The severity of this incident cannot be overstated. Any system that installed fastapi 0.136.3 should be considered fully compromised. The package's post-install script had the ability to read and exfiltrate environment variables, meaning secrets, tokens, and credentials stored in CI/CD pipelines, cloud deployments, and local development environments may have been exposed. Organizations using fastapi in production should assume that any machine or container that pulled version 0.136.3 — even briefly — has been breached.
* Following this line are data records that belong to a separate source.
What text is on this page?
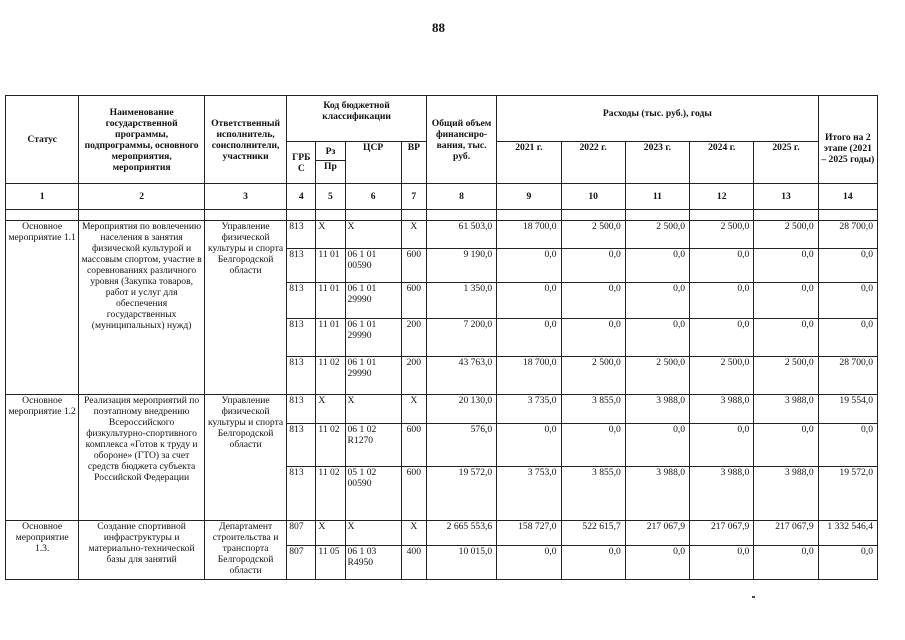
88
Статус	Наименование государственной программы, подпрограммы, основного мероприятия, мероприятия	Ответственный исполнитель, соисполнители, участники	Код бюджетной классификации				Общий объем финансиро-вания, тыс. руб.	Расходы (тыс. руб.), годы					Итого на 2 этапе (2021 – 2025 годы)
			ГРБ С	Рз	ЦСР	ВР		2021 г.	2022 г.	2023 г.	2024 г.	2025 г.	
				Пр									
1	2	3	4	5	6	7	8	9	10	11	12	13	14

Основное мероприятие 1.1	Мероприятия по вовлечению населения в занятия физической культурой и массовым спортом, участие в соревнованиях различного уровня (Закупка товаров, работ и услуг для обеспечения государственных (муниципальных) нужд)	Управление физической культуры и спорта Белгородской области	813	Х	Х	Х	61 503,0	18 700,0	2 500,0	2 500,0	2 500,0	2 500,0	28 700,0
			813	11 01	06 1 01 00590	600	9 190,0	0,0	0,0	0,0	0,0	0,0	0,0
			813	11 01	06 1 01 29990	600	1 350,0	0,0	0,0	0,0	0,0	0,0	0,0
			813	11 01	06 1 01 29990	200	7 200,0	0,0	0,0	0,0	0,0	0,0	0,0
			813	11 02	06 1 01 29990	200	43 763,0	18 700,0	2 500,0	2 500,0	2 500,0	2 500,0	28 700,0
Основное мероприятие 1.2	Реализация мероприятий по поэтапному внедрению Всероссийского физкультурно-спортивного комплекса «Готов к труду и обороне» (ГТО) за счет средств бюджета субъекта Российской Федерации	Управление физической культуры и спорта Белгородской области	813	Х	Х	Х	20 130,0	3 735,0	3 855,0	3 988,0	3 988,0	3 988,0	19 554,0
			813	11 02	06 1 02 R1270	600	576,0	0,0	0,0	0,0	0,0	0,0	0,0
			813	11 02	05 1 02 00590	600	19 572,0	3 753,0	3 855,0	3 988,0	3 988,0	3 988,0	19 572,0
Основное мероприятие 1.3.	Создание спортивной инфраструктуры и материально-технической базы для занятий	Департамент строительства и транспорта Белгородской области	807	Х	Х	Х	2 665 553,6	158 727,0	522 615,7	217 067,9	217 067,9	217 067,9	1 332 546,4
			807	11 05	06 1 03 R4950	400	10 015,0	0,0	0,0	0,0	0,0	0,0	0,0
Developers and DevOps teams should immediately audit their dependency trees for fastapi version 0.136.3 and the mistral-evals package at any version. Run the following checks: pip show fastapi | grep Version and pip show mistral-evals. If version 0.136.3 of fastapi appears in any requirements.txt, pyproject.toml, or lock file, treat the environment as compromised. Rotate all credentials, API keys, and cloud tokens from a separate, trusted machine. Review PyPI token logs for unauthorized publishes originating from your account. Also check for the mistral-evals package, which may have been installed as a secondary payload.
This incident underscores the escalating threat to the Python package ecosystem. While typosquatting remains the most common attack vector, direct maintainer account takeovers of top-50 packages — like this fastapi compromise — represent a far more dangerous class of supply-chain attack. The coordinated disclosure within a tight 35-minute window suggests that automated monitoring systems detected the rogue package quickly, but the window between publication and takedown may have been long enough for automated CI/CD pipelines to pull the malicious version into production builds. As package registries grow in complexity and dependency trees deepen, the blast radius of a single compromised maintainer account continues to expand.